Charged in the indictment as ‘pseudo patients’ are: Zaniah Beard, Donald Brown, Kim Carter, Andre Dawkins, Evette Gringrow, Leon Harris, Denise Hawkins, Ronnie Jackson, Carla Jenkins, Beatrice Lewis, Michael Littlejohn, Vernell McDaniels, Eric Perry, Mark Reid, Michael Rominiecki, Wayne Rucker, Patricia Simmons, Lawrence Stith, Debra Stukes, Viola Stukes, Steven Thompson, Eric Treadwell, Julia Turner, Geraldine Watkins, Yolanda Williams, Lamont Butcher, Khaliff Headen, Sophia Holder, Latoisha Jones, Dawn Little, and Derek Stukes. These 31 pseudo patients are charged with conspiracy to distribute controlled substances and numerous counts of health care fraud.
“This case underscores the magnitude of the prescription drug abuse problem facing the United States today,” said Bryfonski (DEA). “The drugs in this case, when abused, can bring about the same tragic consequences as cocaine and heroin. Even more disturbing, the alleged deception involved suggests that those sworn to treat and administer to the sick can be drawn into a criminal web of drug trafficking for personal gain.”
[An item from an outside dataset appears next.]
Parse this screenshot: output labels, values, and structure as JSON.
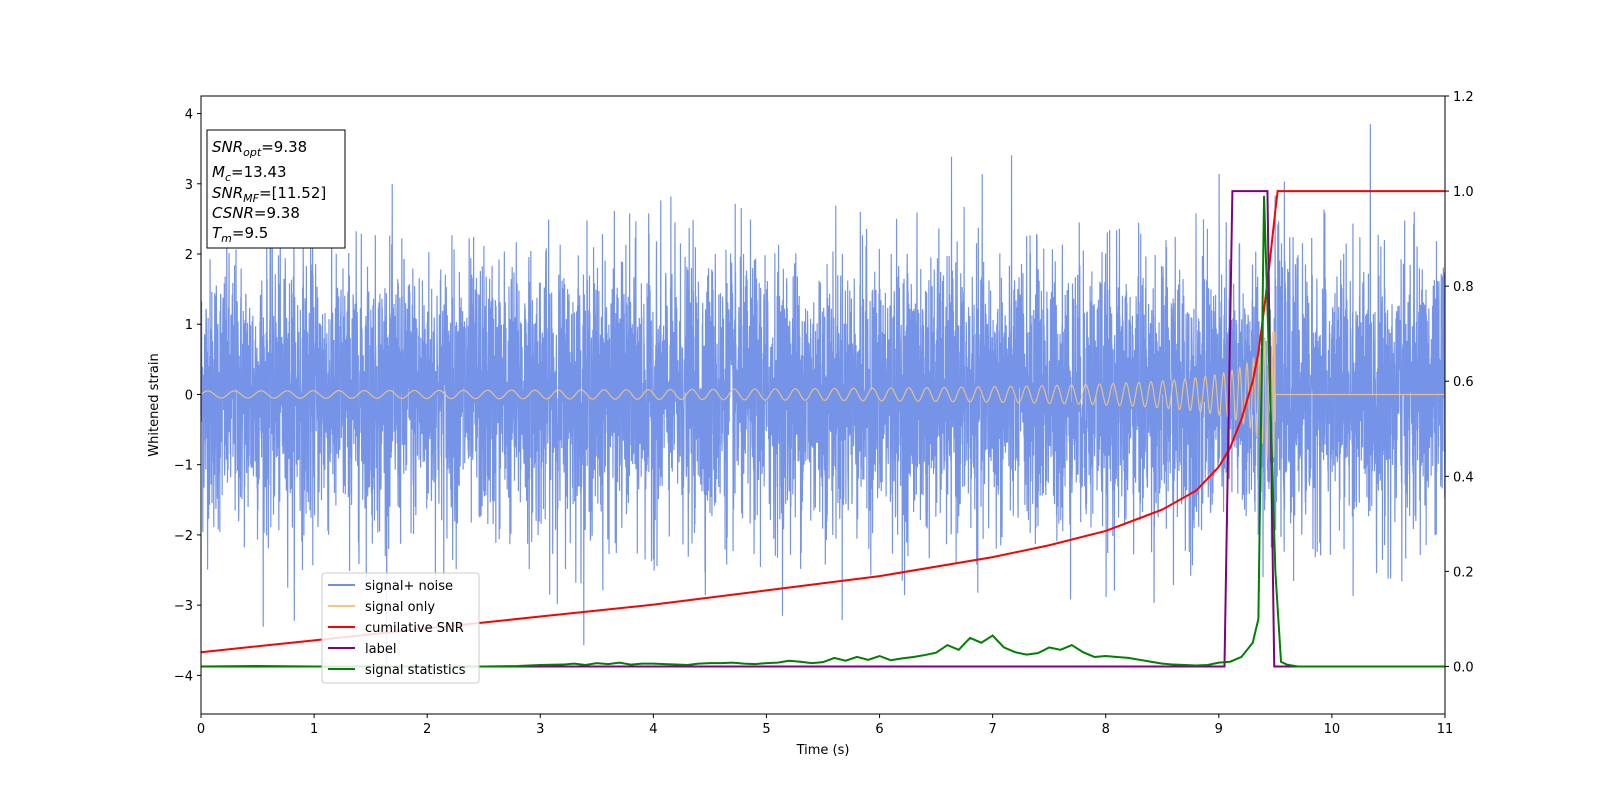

“The abuse of prescription medications has become a major public health crisis fueled by fraud,” said DiGiulio (HHS-OIG). “All too often prescriptions have no real medical purpose, are fraudulently billed to our health insurance programs, and then sold on the street to drug abusers. Today’s arrests, carried out with our law enforcement partners, are intended to serve justice.”
“Doctors and pharmacists who illegally dispense narcotics and other controlled substances are no different than street corner drug dealers,” said Venizelos (FBI). “These types of heath care fraud schemes not only divert limited resources from patients that really need and deserve care, they also endanger people’s lives.”
The crimes of conspiracy, distribution of controlled substance, possession with intent to distribute, and money laundering each carry a maximum possible sentence of 20 years in prison; health care fraud and aggravated structuring each carry a maximum sentence of 10 years in prison; structuring financial transactions carries a maximum possible sentence of five years in prison. Each defendant also faces possible fines, periods of supervised release, and special assessments.